藤田製陶所内に並ぶ小砂焼

 水戸藩にルーツがある小砂(こいさご)焼は、那珂川町に欠かせない特産品だ。

 水戸藩第9代藩主徳川斉昭(とくがわなりあき)は、他藩への貨幣の流出を抑えようと藩内で陶土を探し、1830年、当時水戸藩領だった小砂で見つけた。

 同町馬頭郷土資料館の資料などによると、小砂焼の始まりは54年、志鳥村(現・那須烏山市志鳥)で作陶していた斎藤栄三郎(さいとうえいさぶろう)が小砂の庄屋藤田重衛門(ふじたじゅうえもん)に呼ばれ、登り窯を築いたこととされる。斎藤はその後、重衛門の子半三郎(はんさぶろう)と親子の契りを結び、藤田半平(ふじたはんべい)と改称。現存する小砂焼の窯元で最も古い「藤田製陶所」の初代となった。

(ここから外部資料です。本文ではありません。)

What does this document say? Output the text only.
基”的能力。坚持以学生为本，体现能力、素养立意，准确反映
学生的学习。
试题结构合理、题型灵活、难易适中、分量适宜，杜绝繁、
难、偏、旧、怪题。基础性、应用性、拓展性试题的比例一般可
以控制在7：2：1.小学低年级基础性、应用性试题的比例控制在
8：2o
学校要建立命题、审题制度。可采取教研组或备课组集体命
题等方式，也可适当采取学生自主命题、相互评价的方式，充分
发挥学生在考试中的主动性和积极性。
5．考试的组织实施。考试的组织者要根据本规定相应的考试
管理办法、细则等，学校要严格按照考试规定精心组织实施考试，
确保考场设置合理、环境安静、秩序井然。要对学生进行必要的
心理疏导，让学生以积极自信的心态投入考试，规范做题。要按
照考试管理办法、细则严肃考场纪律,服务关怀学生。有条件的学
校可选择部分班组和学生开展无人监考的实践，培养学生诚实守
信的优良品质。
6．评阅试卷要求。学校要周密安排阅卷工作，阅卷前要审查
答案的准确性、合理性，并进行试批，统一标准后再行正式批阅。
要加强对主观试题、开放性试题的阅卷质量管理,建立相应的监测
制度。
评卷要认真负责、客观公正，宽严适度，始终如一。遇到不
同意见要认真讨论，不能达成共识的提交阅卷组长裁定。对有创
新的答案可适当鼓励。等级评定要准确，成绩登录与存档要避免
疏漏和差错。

 馬頭町史によると、小砂焼の職人数は89年をピークに減少する。窯元の経営者が、腕を頼りに各地を渡り歩く「渡り職人」に製陶を頼り、技術の伝承が困難になったためとする。村に衰退への危機感が生まれ96年、技術者育成などを目的とする大山田工業補習学校が設立された。

 1923年の関東大震災後、燃えない道路の建設のため、れんが需要が増えたが、東京までの輸送コストが高かったことなどで恩恵は長く続かなかった。26年、同補習学校(大山田陶器学校に改称)は廃校した。

 その後、経済発展に伴う焼き物への関心の高まりなどがあり、藤田製陶所のみだった窯元は90年ごろ、最大9軒に増えた。同製陶所6代目の藤田真一(ふじたしんいち)さん(69)は「お客さんが多くて良い時代だった。町にも勢いがあった」と振り返る。

 東日本大震災での被災などを経て、現在の窯元は4軒に。藤田さんは「趣味の多様化など、ほかの窯元も含めて大変な時代だが、小砂焼を大切にしてくれる人たちに応え続けたい」と力を込めた。